HEPATITIS & LIVER DISEASES

Biography

Ghazal Rubi is a UK trained Clinical Molecular Biologist with MPhil degree in Human Genetics & Molecular Biology and PhD Thesis in Human Genetics and Molecular Biology with more than 18 years of experience in molecular biology Pathology Laboratory services. Five years of experience of teaching to M.Phil graduates of a medical students. Working in Molecular Pathology in an international organization. Representing on national as well as international Forum. Doing different projects of Hepatitis C in different groups, ageing of HCV, diabetes & HCV in different groups of Pakistan. Keen to know the latest update on diagnosis and therapeutics to lead the services of making people free from Hepatitis. Working on HCV diagnosis and therapeutic.

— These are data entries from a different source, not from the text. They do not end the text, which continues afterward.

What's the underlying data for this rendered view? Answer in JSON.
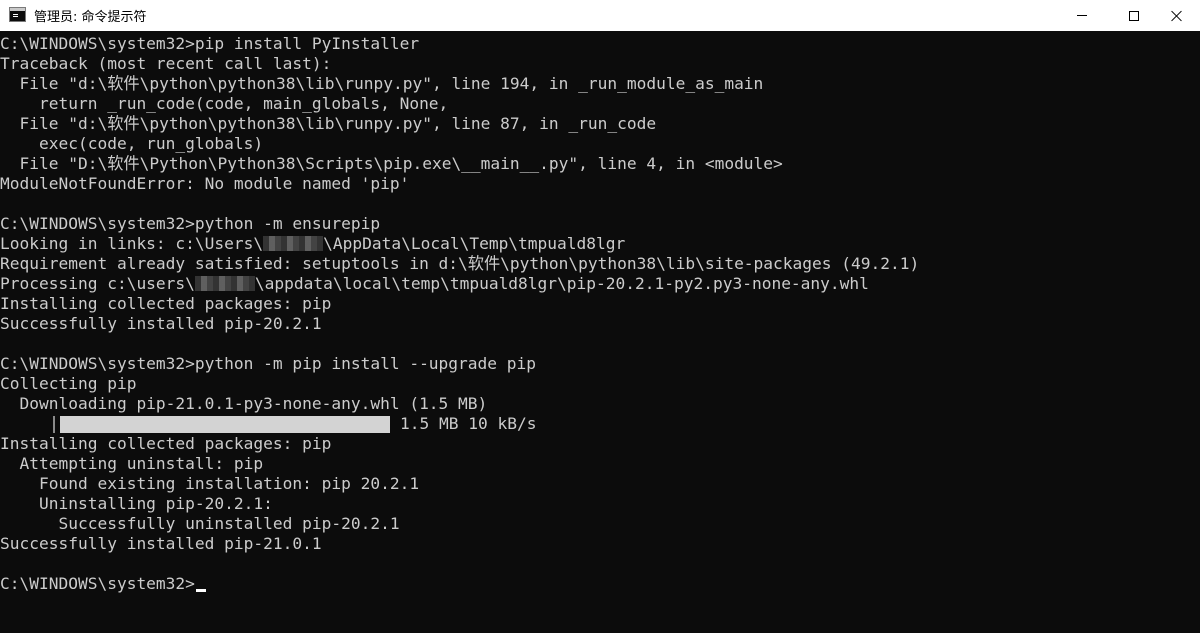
{
  "window": {
    "title": "管理员: 命令提示符"
  },
  "console": {
    "lines": [
      "C:\\WINDOWS\\system32>pip install PyInstaller",
      "Traceback (most recent call last):",
      "  File \"d:\\软件\\python\\python38\\lib\\runpy.py\", line 194, in _run_module_as_main",
      "    return _run_code(code, main_globals, None,",
      "  File \"d:\\软件\\python\\python38\\lib\\runpy.py\", line 87, in _run_code",
      "    exec(code, run_globals)",
      "  File \"D:\\软件\\Python\\Python38\\Scripts\\pip.exe\\__main__.py\", line 4, in <module>",
      "ModuleNotFoundError: No module named 'pip'",
      "",
      "C:\\WINDOWS\\system32>python -m ensurepip"
    ],
    "looking_prefix": "Looking in links: c:\\Users\\",
    "looking_suffix": "\\AppData\\Local\\Temp\\tmpuald8lgr",
    "requirement_line": "Requirement already satisfied: setuptools in d:\\软件\\python\\python38\\lib\\site-packages (49.2.1)",
    "processing_prefix": "Processing c:\\users\\",
    "processing_suffix": "\\appdata\\local\\temp\\tmpuald8lgr\\pip-20.2.1-py2.py3-none-any.whl",
    "lines_after": [
      "Installing collected packages: pip",
      "Successfully installed pip-20.2.1",
      "",
      "C:\\WINDOWS\\system32>python -m pip install --upgrade pip",
      "Collecting pip",
      "  Downloading pip-21.0.1-py3-none-any.whl (1.5 MB)"
    ],
    "progress": {
      "fraction": 1.0,
      "text": "1.5 MB 10 kB/s"
    },
    "lines_end": [
      "Installing collected packages: pip",
      "  Attempting uninstall: pip",
      "    Found existing installation: pip 20.2.1",
      "    Uninstalling pip-20.2.1:",
      "      Successfully uninstalled pip-20.2.1",
      "Successfully installed pip-21.0.1",
      ""
    ],
    "prompt": "C:\\WINDOWS\\system32>"
  },
  "colors": {
    "background": "#0c0c0c",
    "text": "#cccccc",
    "progress_fill": "#d3d3d3"
  },
  "icons": {
    "app": "cmd-icon",
    "minimize": "minimize-icon",
    "maximize": "maximize-icon",
    "close": "close-icon"
  }
}
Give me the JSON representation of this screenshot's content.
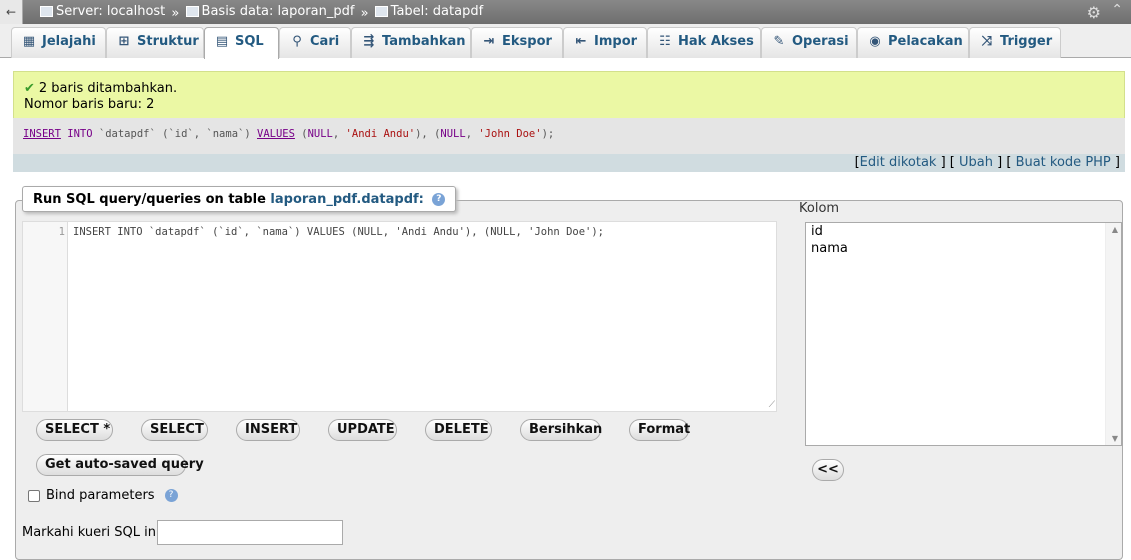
{
  "breadcrumb": {
    "back": "←",
    "server": "Server: localhost",
    "database": "Basis data: laporan_pdf",
    "table": "Tabel: datapdf",
    "separator": "»"
  },
  "tabs": [
    {
      "label": "Jelajahi",
      "icon": "table-icon"
    },
    {
      "label": "Struktur",
      "icon": "structure-icon"
    },
    {
      "label": "SQL",
      "icon": "sql-icon"
    },
    {
      "label": "Cari",
      "icon": "search-icon"
    },
    {
      "label": "Tambahkan",
      "icon": "insert-icon"
    },
    {
      "label": "Ekspor",
      "icon": "export-icon"
    },
    {
      "label": "Impor",
      "icon": "import-icon"
    },
    {
      "label": "Hak Akses",
      "icon": "privileges-icon"
    },
    {
      "label": "Operasi",
      "icon": "wrench-icon"
    },
    {
      "label": "Pelacakan",
      "icon": "eye-icon"
    },
    {
      "label": "Trigger",
      "icon": "trigger-icon"
    }
  ],
  "message": {
    "line1": "2 baris ditambahkan.",
    "line2": "Nomor baris baru: 2"
  },
  "executed_query": {
    "p1": "INSERT",
    "p2": "INTO",
    "p3": "`datapdf`",
    "p4": "(",
    "p5": "`id`",
    "p6": ",",
    "p7": "`nama`",
    "p8": ")",
    "p9": "VALUES",
    "p10": "(",
    "p11": "NULL",
    "p12": ",",
    "p13": "'Andi Andu'",
    "p14": "),",
    "p15": "(",
    "p16": "NULL",
    "p17": ",",
    "p18": "'John Doe'",
    "p19": ");"
  },
  "query_links": {
    "open1": "[",
    "edit": "Edit dikotak",
    "mid1": "] [",
    "change": "Ubah",
    "mid2": "] [",
    "php": "Buat kode PHP",
    "close": "]"
  },
  "sql_panel": {
    "legend_prefix": "Run SQL query/queries on table",
    "legend_table": "laporan_pdf.datapdf:",
    "line_number": "1",
    "code": "INSERT INTO `datapdf` (`id`, `nama`) VALUES (NULL, 'Andi Andu'), (NULL, 'John Doe');"
  },
  "buttons": {
    "select_all": "SELECT *",
    "select": "SELECT",
    "insert": "INSERT",
    "update": "UPDATE",
    "delete": "DELETE",
    "clear": "Bersihkan",
    "format": "Format",
    "autosaved": "Get auto-saved query",
    "insert_column": "<<"
  },
  "bind_parameters": "Bind parameters",
  "bookmark_label": "Markahi kueri SQL ini:",
  "columns": {
    "label": "Kolom",
    "items": [
      "id",
      "nama"
    ]
  }
}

Being a woman of third world country hard working and devoted as working on different main desks.

Abstract

Background: Serum HBV DNA is a useful and reliable marker to diagnose and monitor HBV infection. The limitation of HBV DNA is that it is expensive and that the assays lack uniformity and standardization. Hence there is a need for more economical and reliable marker. HBsAg quantitation is one such surrogate serological marker. The objective of the current study is to compare the serum hepatitis B virus DNA quantitative Real Time PCR with Hepatitis B reverse transcription PCR (rt-PCR).

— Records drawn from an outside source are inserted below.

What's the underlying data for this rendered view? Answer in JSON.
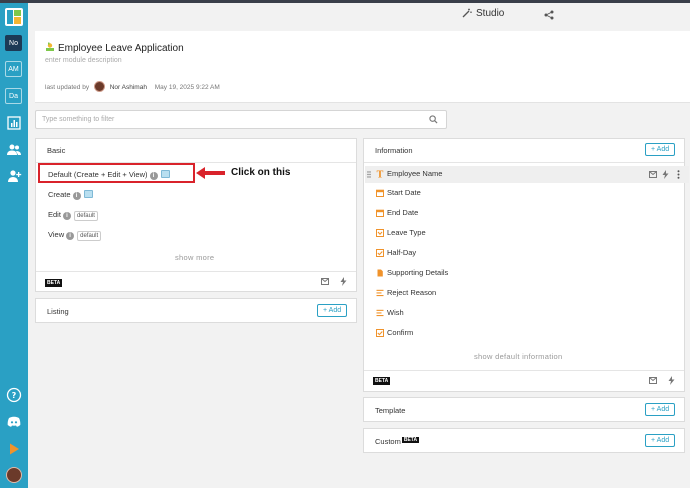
{
  "sidebar": {
    "tiles": [
      "No",
      "AM",
      "Da"
    ]
  },
  "header": {
    "studio_label": "Studio"
  },
  "module": {
    "title": "Employee Leave Application",
    "description_placeholder": "enter module description",
    "last_updated_label": "last updated by",
    "updated_by": "Nor Ashimah",
    "updated_at": "May 19, 2025 9:22 AM"
  },
  "filter": {
    "placeholder": "Type something to filter"
  },
  "basic": {
    "title": "Basic",
    "rows": {
      "default": "Default (Create + Edit + View)",
      "create": "Create",
      "edit": "Edit",
      "view": "View"
    },
    "edit_tag": "default",
    "view_tag": "default",
    "show_more": "show more",
    "beta": "BETA"
  },
  "listing": {
    "title": "Listing",
    "add_label": "+ Add"
  },
  "annotation": {
    "text": "Click on this"
  },
  "information": {
    "title": "Information",
    "add_label": "+ Add",
    "fields": [
      "Employee Name",
      "Start Date",
      "End Date",
      "Leave Type",
      "Half-Day",
      "Supporting Details",
      "Reject Reason",
      "Wish",
      "Confirm"
    ],
    "show_default": "show default information",
    "beta": "BETA"
  },
  "template": {
    "title": "Template",
    "add_label": "+ Add"
  },
  "custom": {
    "title": "Custom",
    "beta": "BETA",
    "add_label": "+ Add"
  },
  "colors": {
    "sidebar": "#2aa0c4",
    "accent": "#2aa0c4",
    "highlight": "#d9232b",
    "field_icon": "#f0932b"
  }
}
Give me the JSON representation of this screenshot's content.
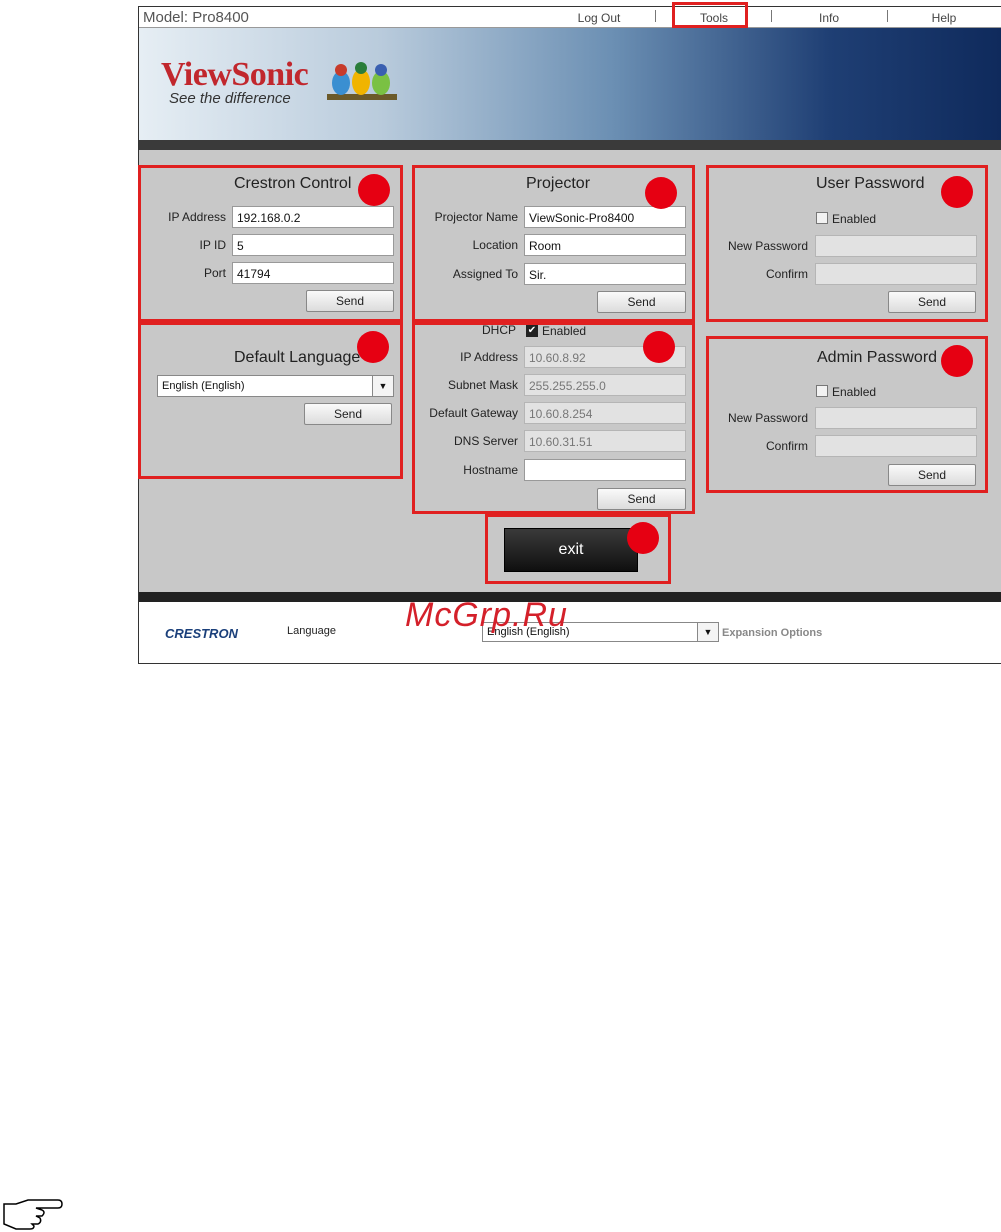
{
  "header": {
    "model": "Model: Pro8400",
    "nav": [
      "Log Out",
      "Tools",
      "Info",
      "Help"
    ]
  },
  "banner": {
    "brand": "ViewSonic",
    "slogan": "See the difference"
  },
  "crestron_control": {
    "title": "Crestron Control",
    "ip_address_label": "IP Address",
    "ip_address": "192.168.0.2",
    "ip_id_label": "IP ID",
    "ip_id": "5",
    "port_label": "Port",
    "port": "41794",
    "send": "Send"
  },
  "projector": {
    "title": "Projector",
    "name_label": "Projector Name",
    "name": "ViewSonic-Pro8400",
    "location_label": "Location",
    "location": "Room",
    "assigned_label": "Assigned To",
    "assigned": "Sir.",
    "send": "Send"
  },
  "user_password": {
    "title": "User Password",
    "enabled": "Enabled",
    "new_label": "New Password",
    "confirm_label": "Confirm",
    "send": "Send"
  },
  "default_language": {
    "title": "Default Language",
    "selected": "English (English)",
    "send": "Send"
  },
  "network": {
    "dhcp_label": "DHCP",
    "dhcp_enabled": "Enabled",
    "ip_label": "IP Address",
    "ip": "10.60.8.92",
    "subnet_label": "Subnet Mask",
    "subnet": "255.255.255.0",
    "gateway_label": "Default Gateway",
    "gateway": "10.60.8.254",
    "dns_label": "DNS Server",
    "dns": "10.60.31.51",
    "hostname_label": "Hostname",
    "hostname": "",
    "send": "Send"
  },
  "admin_password": {
    "title": "Admin Password",
    "enabled": "Enabled",
    "new_label": "New Password",
    "confirm_label": "Confirm",
    "send": "Send"
  },
  "exit": "exit",
  "footer": {
    "logo": "CRESTRON",
    "language_label": "Language",
    "language_value": "English (English)",
    "expansion": "Expansion Options"
  },
  "watermark": "McGrp.Ru",
  "colors": {
    "highlight": "#e02020",
    "marker": "#e60012",
    "brand": "#c1272d"
  }
}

Methods: Patients with HBV attending to the outpatient clinic of all departments were enrolled in the study. Patients with undetectable HBV DNA levels and those co-infected with HCV or HIV were excluded from the study. All patients were tested for serological markers like HBsAg, HBeAg, and HBV DNA-PCR. HBsAg quantification was done using conventional ELISA immunoassay. Chi-square was used to compare between HBV DNA (RT-PCR) and (rt-PCR) quantitation. Statistical analysis was done using SPSS and P value of <0.05 was considered significant.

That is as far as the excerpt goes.